Latest Boats At Gills Harbour For Work At Meygen
22nd March 2021
£10 million 'Isle of Jura' temporarily based at Gills Harbour in Far North of Scotland for her crew's debut tasks in the tidal-stream electricity field at the MeyGen sub-sea site, one mile off the little Caithness's port entrance channel.
One of the UK's most modern marine renewables service vessels made her debut calls at community-owned Gills Harbour, near John O'Groats, over the 2021 Spring Equinoctial weekend.
The Isle of Jura was sailed on an eight-hour trip from her regular home-port of Invergordon on the Cromarty Firth to Gills, Scotland most Northerly mainland port, on the shores of the Pentland Firth's Inner Sound.
The near-new 109' (33.18 metres) vessel that was launched in October 2019 from the award-winning Damen Shipyards in The Netherlands, had just successfully completed a contract on an offshore wind-farm in the waters of the Moray Firth, off the East Caithness coast.
From Gills, on Scotland's North coast, the sturdy, modern vessel was sailed to SIMEC Atlantis Energy (SAE) internationally-acclaimed MeyGen site in 30 metre deep fast-flowing tidal currents that sweep as streams round the South-West boundary of the uninhabited mid-Firth Isle of Stroma.
The Pentland Firth, the narrow sea-channel between the Scottish mainland and the Orkney Islands, contains some of the fastest sea-currents around the coasts of Europe. MeyGen is a key demonstrator location for seabed-mounted 'horizontal hydro power'. This technology was only developed in the 21st Century's second decade, largely by scientists and engineers in companies now under the SAE banner.
Isle of Jura is officially described as a DP2 Offshore Renewables Service Vessel and she is only the second ship of her class to be delivered.
The steel-built vessel displaces 500 (gross registered) tonnes and has powerful propulsion & side-thruster units provided by Rolls Royce and Norwegian firm Kongsberg Marine.

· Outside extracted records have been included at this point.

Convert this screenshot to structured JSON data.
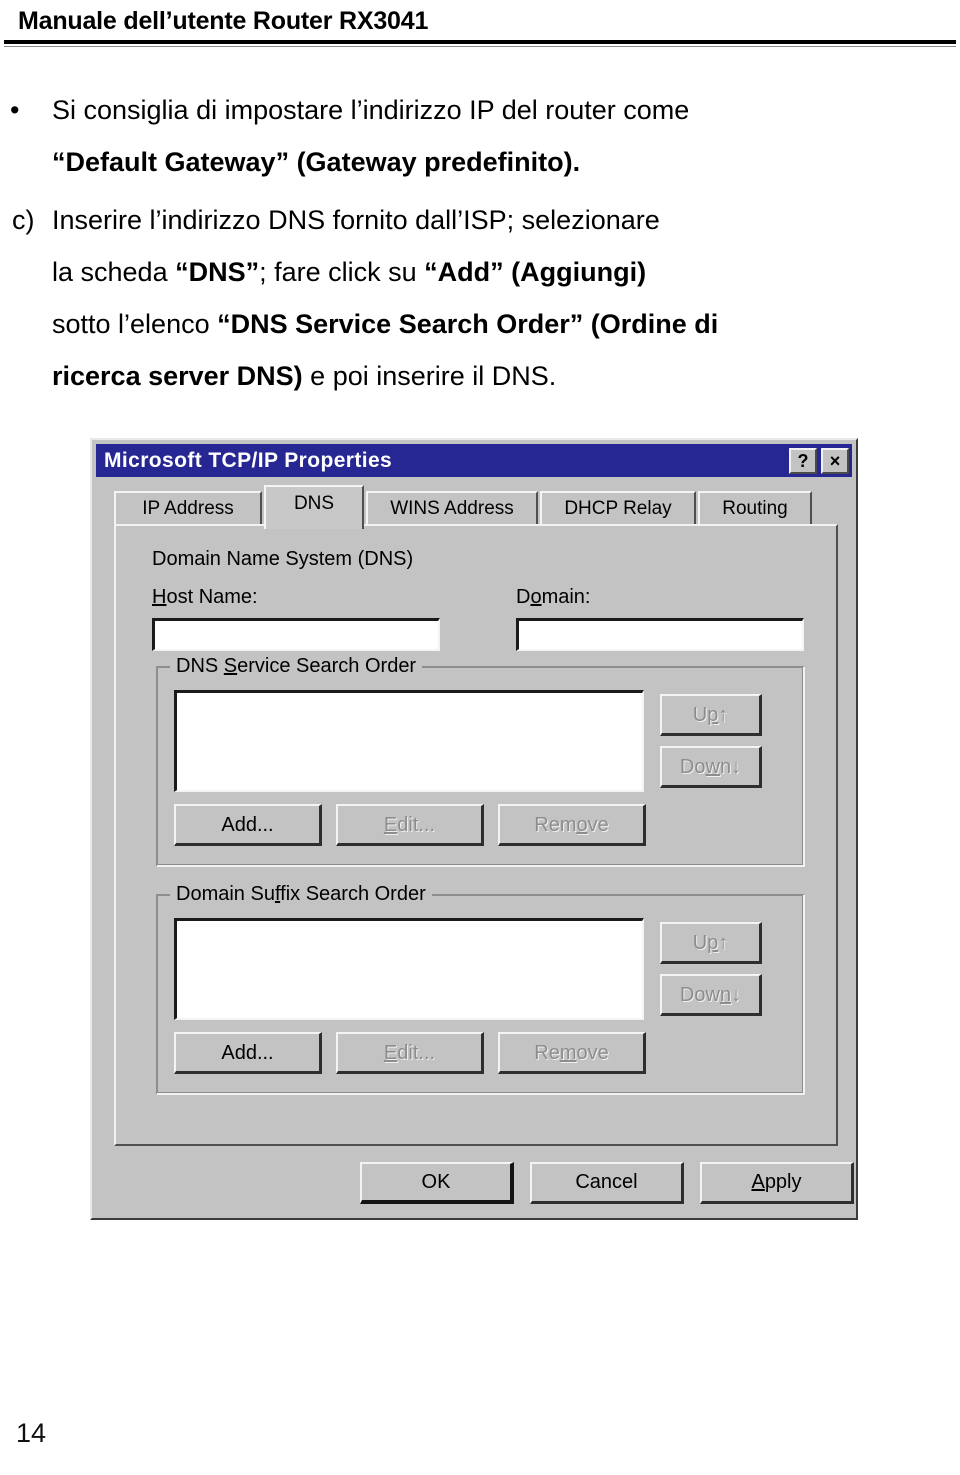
{
  "header": {
    "title": "Manuale dell’utente Router RX3041"
  },
  "body": {
    "bullet_marker": "•",
    "bullet_paragraph": {
      "line1": "Si consiglia di impostare l’indirizzo IP del router come",
      "line2_bold_a": "“Default Gateway” (Gateway predefinito)."
    },
    "list_item": {
      "marker": "c)",
      "line1": "Inserire l’indirizzo DNS fornito dall’ISP; selezionare",
      "line2_a": "la scheda ",
      "line2_b": "“DNS”",
      "line2_c": "; fare click su ",
      "line2_d": "“Add” (Aggiungi)",
      "line3_a": "sotto l’elenco ",
      "line3_b": "“DNS Service Search Order” (Ordine di",
      "line4_a": "ricerca server DNS)",
      "line4_b": " e poi inserire il DNS."
    }
  },
  "dialog": {
    "title": "Microsoft TCP/IP Properties",
    "help_button": "?",
    "close_button": "×",
    "tabs": [
      {
        "label": "IP Address",
        "active": false
      },
      {
        "label": "DNS",
        "active": true
      },
      {
        "label": "WINS Address",
        "active": false
      },
      {
        "label": "DHCP Relay",
        "active": false
      },
      {
        "label": "Routing",
        "active": false
      }
    ],
    "dns_page": {
      "heading": "Domain Name System (DNS)",
      "host_name_label_accel": "H",
      "host_name_label_rest": "ost Name:",
      "host_name_value": "",
      "domain_label_pre": "D",
      "domain_label_accel": "o",
      "domain_label_rest": "main:",
      "domain_value": "",
      "groups": [
        {
          "legend_pre": "DNS ",
          "legend_accel": "S",
          "legend_rest": "ervice Search Order",
          "list_items": [],
          "up_pre": "U",
          "up_accel": "p",
          "up_suffix": "↑",
          "down_pre": "Do",
          "down_accel": "w",
          "down_rest": "n",
          "down_suffix": "↓",
          "add_label": "Add...",
          "edit_pre": "",
          "edit_accel": "E",
          "edit_rest": "dit...",
          "remove_pre": "Rem",
          "remove_accel": "o",
          "remove_rest": "ve",
          "up_enabled": false,
          "down_enabled": false,
          "add_enabled": true,
          "edit_enabled": false,
          "remove_enabled": false
        },
        {
          "legend_pre": "Domain Su",
          "legend_accel": "f",
          "legend_rest": "fix Search Order",
          "list_items": [],
          "up_pre": "U",
          "up_accel": "p",
          "up_suffix": "↑",
          "down_pre": "Dow",
          "down_accel": "n",
          "down_rest": "",
          "down_suffix": "↓",
          "add_label": "Add...",
          "edit_pre": "",
          "edit_accel": "E",
          "edit_rest": "dit...",
          "remove_pre": "Re",
          "remove_accel": "m",
          "remove_rest": "ove",
          "up_enabled": false,
          "down_enabled": false,
          "add_enabled": true,
          "edit_enabled": false,
          "remove_enabled": false
        }
      ]
    },
    "buttons": {
      "ok": "OK",
      "cancel": "Cancel",
      "apply_accel": "A",
      "apply_rest": "pply"
    }
  },
  "footer": {
    "page_number": "14"
  },
  "colors": {
    "titlebar": "#272793",
    "dialog_face": "#c3c3c3",
    "field_bg": "#ffffff",
    "disabled_text": "#8d8d8d"
  }
}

Those engines typically drive her through the water at a top speed of 10 knots (11 m.p.h.) and when in towing mode, an impressive 43 tons 'bollard tonne pull' is achieved.
The vessel is an upgrade of the 24/26 metre 'multicat-class'' workboats for which Damen is world-famous and experienced professionals stationed on board let Isle of Jura provide a vast range of marine renewables services.
The vessel that has two powerful deck-cranes is considerabky bigger than workboats normally used from a Gills Harbour base for MeyGen activities. She thus tied up at the 200 metre long finger pier that is normally used by Britain's most modern ferry, the 85 metre Alfred, normally the busiest and shortest Caithness to Orkney link.
The Isle of Jura has a small aluminium boat on board and it was launched to facilitate landing and departure at the slipway at community-owned Gills Harbour's landward end, close to the harbour spur-access road off the A 836 highway.
The Inverness-registered 'super-workboat' has heated and air-conditioned living spaces for 15 persons at a time, with a galley and mess accommodation akin to what is regularly seen on luxury yachts of this size.
Small knots of local persons gathered at Gills to get a view of the rectangular vessel on her debut call there.
She belongs to Seafast Maritime Ltd, whose operational offices at in Invergordon, Easter Ross.
This is a sister company of longer-established Caldive Ltd. Its directors marine entrepreneurs Mr John Beaton and Ms Sandra Wilkie are the couple who played a major role in saving Fort William's famous Underwater Training Centre and getting it back in business after economic difficulties hit earlier, separate, operators.